Grafana Agent and OpenTelemetry Operator

It's interesting to only read about this after mastering OpenTelemetry.

In Kubernetes, we have the OpenTelemetry Operator that can automatically inject instrumentation into the application using an init container and spins up a pre-configured collector as a sidecar like Istio.

To configure the collector, we have OpenTelemetry-specific custom resources. It's a very interesting proposal.

However, if we say that Grafana Agent can function as a collector, should we have the sidecar? We can and can't, but Grafana Agent doesn't have the part that automatically injects instrumentation.

OpenTelemetry Operator and Grafana Agent serve different purposes, even though there are some overlaps:

OpenTelemetry Operator:

Performs automatic instrumentation of applications
Automatically configures sidecars
Manages the instrumentation lifecycle
Facilitates configuration via CRDs (Custom Resources)

Grafana Agent:

Focus on collecting and sending data to Grafana Cloud
Can receive OTLP data, but doesn't do instrumentation
Doesn't have the capability to inject instrumentation

So, even when using Grafana Agent, you might still want the OpenTelemetry Operator for:

Automatic instrumentation of applications
Management via Kubernetes native (CRDs)
Consistent configuration across applications

A possible architecture would be:

App + Auto-instrumentation (via Operator) --→ Grafana Agent --→ Grafana Cloud

The Operator takes care of instrumentation, while the Agent takes care of sending to Grafana Cloud.

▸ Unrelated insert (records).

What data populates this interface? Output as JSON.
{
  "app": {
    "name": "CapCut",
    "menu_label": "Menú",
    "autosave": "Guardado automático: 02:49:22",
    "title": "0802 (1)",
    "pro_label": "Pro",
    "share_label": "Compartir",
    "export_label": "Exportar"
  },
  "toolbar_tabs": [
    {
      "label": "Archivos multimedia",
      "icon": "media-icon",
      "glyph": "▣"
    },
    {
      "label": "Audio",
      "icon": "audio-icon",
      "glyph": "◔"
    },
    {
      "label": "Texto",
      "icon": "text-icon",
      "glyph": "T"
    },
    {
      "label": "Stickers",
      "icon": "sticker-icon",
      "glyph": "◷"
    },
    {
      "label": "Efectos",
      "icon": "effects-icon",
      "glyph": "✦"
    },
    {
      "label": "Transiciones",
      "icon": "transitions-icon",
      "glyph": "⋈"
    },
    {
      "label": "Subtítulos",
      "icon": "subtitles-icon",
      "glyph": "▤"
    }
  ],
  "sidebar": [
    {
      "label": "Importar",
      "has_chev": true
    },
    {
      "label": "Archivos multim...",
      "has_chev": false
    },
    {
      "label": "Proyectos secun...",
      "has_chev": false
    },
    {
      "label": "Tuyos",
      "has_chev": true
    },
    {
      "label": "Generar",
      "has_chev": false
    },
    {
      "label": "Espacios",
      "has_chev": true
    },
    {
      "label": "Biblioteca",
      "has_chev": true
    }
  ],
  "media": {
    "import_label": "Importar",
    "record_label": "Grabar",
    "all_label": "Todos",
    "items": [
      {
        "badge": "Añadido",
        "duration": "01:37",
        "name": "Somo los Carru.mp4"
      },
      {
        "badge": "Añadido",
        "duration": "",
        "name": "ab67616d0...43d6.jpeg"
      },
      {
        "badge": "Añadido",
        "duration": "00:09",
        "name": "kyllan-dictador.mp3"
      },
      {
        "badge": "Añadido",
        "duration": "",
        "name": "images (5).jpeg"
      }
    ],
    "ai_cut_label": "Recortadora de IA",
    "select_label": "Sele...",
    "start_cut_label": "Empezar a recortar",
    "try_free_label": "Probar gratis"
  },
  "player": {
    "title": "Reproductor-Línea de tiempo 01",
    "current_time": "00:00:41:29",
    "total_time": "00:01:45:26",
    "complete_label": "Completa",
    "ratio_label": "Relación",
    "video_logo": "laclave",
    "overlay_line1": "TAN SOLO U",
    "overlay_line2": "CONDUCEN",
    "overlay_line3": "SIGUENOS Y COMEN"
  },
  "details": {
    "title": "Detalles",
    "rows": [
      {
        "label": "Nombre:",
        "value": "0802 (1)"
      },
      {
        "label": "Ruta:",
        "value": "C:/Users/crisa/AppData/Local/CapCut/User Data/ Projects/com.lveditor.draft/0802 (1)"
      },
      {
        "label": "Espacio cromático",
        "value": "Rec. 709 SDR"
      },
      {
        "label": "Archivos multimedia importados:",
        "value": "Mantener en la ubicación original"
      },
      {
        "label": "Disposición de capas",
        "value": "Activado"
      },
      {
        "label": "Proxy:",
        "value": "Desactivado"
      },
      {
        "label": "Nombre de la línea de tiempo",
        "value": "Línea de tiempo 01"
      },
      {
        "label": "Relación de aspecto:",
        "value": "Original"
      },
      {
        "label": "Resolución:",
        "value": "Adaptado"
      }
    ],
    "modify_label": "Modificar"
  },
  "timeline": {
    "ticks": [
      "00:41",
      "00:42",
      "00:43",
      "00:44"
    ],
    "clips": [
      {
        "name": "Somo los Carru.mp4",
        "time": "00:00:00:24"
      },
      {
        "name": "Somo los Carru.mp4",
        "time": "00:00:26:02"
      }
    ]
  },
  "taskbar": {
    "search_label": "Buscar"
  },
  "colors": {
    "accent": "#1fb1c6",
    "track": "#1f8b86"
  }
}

For example, we would configure our Grafana Agent here to receive all types of data.

apiVersion: monitoring.grafana.com/v1alpha1
kind: GrafanaAgent
metadata:
  name: grafana-agent
spec:
  flow:
    # OTLP receiver for traces and logs
    otelcol.receiver.otlp "default" {
      grpc {
        endpoint = "0.0.0.0:4317"
      }
      http {
        endpoint = "0.0.0.0:4318"
      }
    }

    # Configuration for Tempo (traces)
    otelcol.exporter.otlp "tempo" {
      client {
        endpoint = "tempo-prod-XX.grafana.net:443"
        auth {
          basic {
            username = "your-username"
            password = "your-api-key"
          }
        }
      }
    }

    # Configuration for Loki (logs)
    loki.write "default" {
      endpoint {
        url = "https://logs-prod-XX.grafana.net/loki/api/v1/push"
        basic_auth {
          username = "your-username"
          password = "your-api-key"
        }
      }
    }

    # Kubernetes Service Discovery
    discovery.kubernetes "pods" {
      role = "pod"
    }

    # Configuration for Prometheus (metrics)
    prometheus.remote.write "default" {
      endpoint {
        url = "https://prometheus-prod-XX.grafana.net/api/prom/push"
        basic_auth {
          username = "your-username"
          password = "your-api-key"
        }
      }
    }

    prometheus.scrape "default" {
      targets = discovery.kubernetes.pods.targets
      forward_to = [prometheus.remote.write.default.receiver]
      clustering {
        enabled = true
      }
    }

Then we could simply configure an operator instrumenter like this:

apiVersion: opentelemetry.io/v1alpha1
kind: Instrumentation
metadata:
  name: app-instrumentation
spec:
  exporter:
    endpoint: http://grafana-agent:4317  # For traces and logs
  metrics:
    enable: true
    prometheusExporter:
      port: 8080  # Port that exposes /metrics
  propagators:
    - tracecontext
    - baggage
  sampler:
    type: parentbased_traceidratio
    argument: "1"

Application (instrumented by Operator)
  ├──→ /metrics endpoint --→ Grafana Agent scrape --→ Prometheus Cloud
  ├──→ traces OTLP --------→ Grafana Agent --------→ Tempo Cloud
  └──→ logs OTLP ----------→ Grafana Agent --------→ Loki Cloud

We configure the grafana agent to scrape all applications in the cluster.

Nothing prevents you from not wanting to use it this way and also placing a collector and configuring it to send data to your grafana. The operator has a custom resource just for collector configuration as a sidecar, but knowing that the grafana agent also works, we can reduce many extra containers in the pods.

This only makes sense if you're using Grafana, if your stack is different, don't worry about this.